Early embryogenesis involves cell fate decisions that define the body axes and establish pools of progenitor cells. Development does not stop once lineages are specified; cells continue to undergo specific maturation events, and changes in gene expression patterns lead to their unique physiological functions. Secretory pancreatic acinar cells mature postnatally to synthesize large amounts of protein, polarize, and communicate with other cells. The transcription factor MIST1 is expressed by only secretory cells and regulates maturation events. MIST1-deficient acinar cells in mice do not establish apical-basal polarity, properly position zymogen granules, or communicate with adjacent cells, disrupting pancreatic function. We investigated whether MIST1 directly induces and maintains the mature phenotype of acinar cells.
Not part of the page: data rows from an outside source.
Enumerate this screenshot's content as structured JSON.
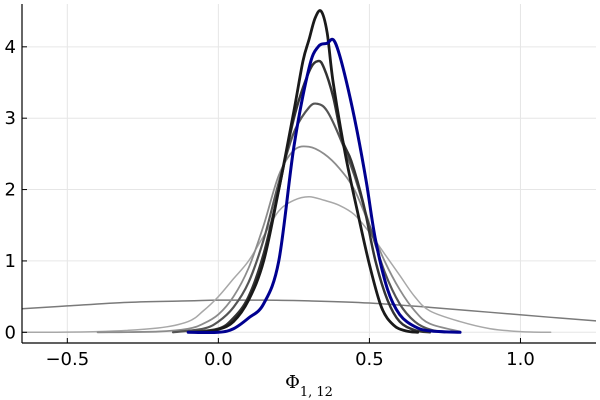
{
  "chart_data": {
    "type": "line",
    "title": "",
    "xlabel": "Φ",
    "xlabel_subscript": "1, 12",
    "ylabel": "",
    "xlim": [
      -0.65,
      1.25
    ],
    "ylim": [
      -0.15,
      4.6
    ],
    "grid": true,
    "legend": "none",
    "x_ticks": [
      -0.5,
      0.0,
      0.5,
      1.0
    ],
    "x_tick_labels": [
      "−0.5",
      "0.0",
      "0.5",
      "1.0"
    ],
    "y_ticks": [
      0,
      1,
      2,
      3,
      4
    ],
    "y_tick_labels": [
      "0",
      "1",
      "2",
      "3",
      "4"
    ],
    "series": [
      {
        "color": "#7a7a7a",
        "width": 1.5,
        "x": [
          -0.65,
          -0.5,
          -0.3,
          -0.1,
          0.0,
          0.15,
          0.3,
          0.5,
          0.7,
          0.9,
          1.1,
          1.25
        ],
        "y": [
          0.33,
          0.37,
          0.42,
          0.44,
          0.45,
          0.45,
          0.44,
          0.41,
          0.35,
          0.28,
          0.21,
          0.16
        ]
      },
      {
        "color": "#a8a8a8",
        "width": 1.5,
        "x": [
          -0.65,
          -0.4,
          -0.2,
          -0.1,
          -0.05,
          0.0,
          0.05,
          0.1,
          0.15,
          0.2,
          0.25,
          0.3,
          0.35,
          0.4,
          0.45,
          0.5,
          0.55,
          0.6,
          0.65,
          0.7,
          0.8,
          0.9,
          1.0,
          1.1
        ],
        "y": [
          0.0,
          0.01,
          0.06,
          0.15,
          0.3,
          0.5,
          0.75,
          1.0,
          1.35,
          1.7,
          1.85,
          1.9,
          1.85,
          1.78,
          1.65,
          1.4,
          1.1,
          0.8,
          0.5,
          0.3,
          0.15,
          0.05,
          0.01,
          0.0
        ]
      },
      {
        "color": "#8c8c8c",
        "width": 1.8,
        "x": [
          -0.4,
          -0.2,
          -0.1,
          -0.05,
          0.0,
          0.05,
          0.1,
          0.15,
          0.2,
          0.25,
          0.3,
          0.35,
          0.4,
          0.45,
          0.5,
          0.55,
          0.6,
          0.65,
          0.7,
          0.8
        ],
        "y": [
          0.0,
          0.01,
          0.05,
          0.12,
          0.25,
          0.5,
          0.9,
          1.5,
          2.2,
          2.55,
          2.6,
          2.5,
          2.3,
          2.0,
          1.5,
          1.0,
          0.6,
          0.3,
          0.12,
          0.01
        ]
      },
      {
        "color": "#555555",
        "width": 2.2,
        "x": [
          -0.15,
          -0.05,
          0.0,
          0.05,
          0.1,
          0.15,
          0.2,
          0.25,
          0.3,
          0.33,
          0.36,
          0.4,
          0.45,
          0.5,
          0.55,
          0.6,
          0.65,
          0.7,
          0.75
        ],
        "y": [
          0.0,
          0.05,
          0.15,
          0.35,
          0.7,
          1.3,
          2.1,
          2.8,
          3.15,
          3.2,
          3.1,
          2.75,
          2.2,
          1.5,
          0.85,
          0.4,
          0.15,
          0.04,
          0.0
        ]
      },
      {
        "color": "#333333",
        "width": 2.5,
        "x": [
          -0.1,
          0.0,
          0.05,
          0.1,
          0.15,
          0.2,
          0.25,
          0.3,
          0.33,
          0.35,
          0.38,
          0.41,
          0.44,
          0.48,
          0.52,
          0.56,
          0.6,
          0.65,
          0.7
        ],
        "y": [
          0.0,
          0.05,
          0.2,
          0.5,
          1.1,
          2.0,
          3.0,
          3.65,
          3.8,
          3.7,
          3.3,
          2.7,
          2.4,
          1.8,
          1.0,
          0.45,
          0.15,
          0.03,
          0.0
        ]
      },
      {
        "color": "#1a1a1a",
        "width": 2.8,
        "x": [
          -0.05,
          0.0,
          0.05,
          0.1,
          0.15,
          0.2,
          0.25,
          0.28,
          0.3,
          0.32,
          0.34,
          0.36,
          0.38,
          0.42,
          0.46,
          0.5,
          0.54,
          0.58,
          0.62,
          0.66
        ],
        "y": [
          0.0,
          0.04,
          0.15,
          0.45,
          1.0,
          2.0,
          3.1,
          3.8,
          4.1,
          4.4,
          4.5,
          4.2,
          3.5,
          2.5,
          1.7,
          0.95,
          0.35,
          0.1,
          0.02,
          0.0
        ]
      },
      {
        "color": "#000090",
        "width": 3.0,
        "x": [
          -0.1,
          0.0,
          0.05,
          0.1,
          0.15,
          0.2,
          0.25,
          0.3,
          0.33,
          0.36,
          0.38,
          0.4,
          0.43,
          0.46,
          0.49,
          0.52,
          0.56,
          0.6,
          0.65,
          0.7,
          0.8
        ],
        "y": [
          0.0,
          0.0,
          0.05,
          0.2,
          0.4,
          1.0,
          2.6,
          3.7,
          4.0,
          4.05,
          4.1,
          3.9,
          3.4,
          2.8,
          2.1,
          1.3,
          0.6,
          0.25,
          0.08,
          0.02,
          0.0
        ]
      }
    ]
  }
}
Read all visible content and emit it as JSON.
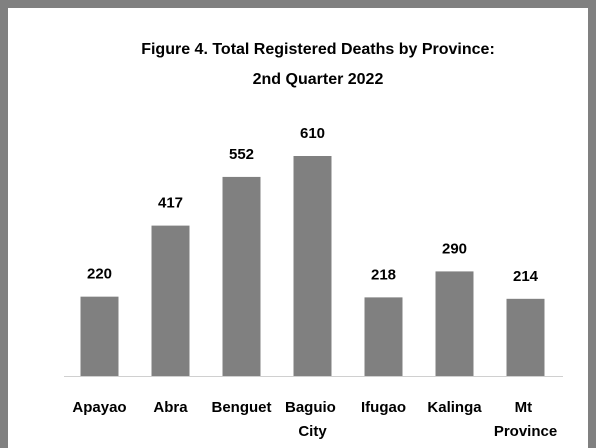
{
  "chart_data": {
    "type": "bar",
    "title": "Figure 4. Total Registered Deaths by Province:",
    "subtitle": "2nd Quarter 2022",
    "categories": [
      "Apayao",
      "Abra",
      "Benguet",
      "Baguio City",
      "Ifugao",
      "Kalinga",
      "Mt Province"
    ],
    "values": [
      220,
      417,
      552,
      610,
      218,
      290,
      214
    ],
    "color": "#808080"
  }
}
We analyzed the effects of Cre-mediated expression of Mist1 in adult Mist1–deficient (Mist1^KO) mice. Pancreatic tissues were collected and analyzed by light and electron microscopy, immunohistochemistry, real-time polymerase chain reaction analysis, and chromatin immunoprecipitation. Primary acini were isolated from mice and analyzed in amylase secretion assays.

Induced expression of Mist1 in adult Mist1^KO mice restored wild-type gene expression patterns in acinar cells. The acinar cells changed phenotypes, establishing apical-basal polarity, increasing the size of zymogen granules, reorganizing the cytoskeletal network, communicating intercellularly (by synthesizing gap junctions), and undergoing exocytosis.

The exocrine pancreas of adult mice can be remodeled by re-expression of the transcription factor MIST1. MIST1 regulates acinar cell maturation and might be used to repair damaged pancreata in patients with pancreatic disorders.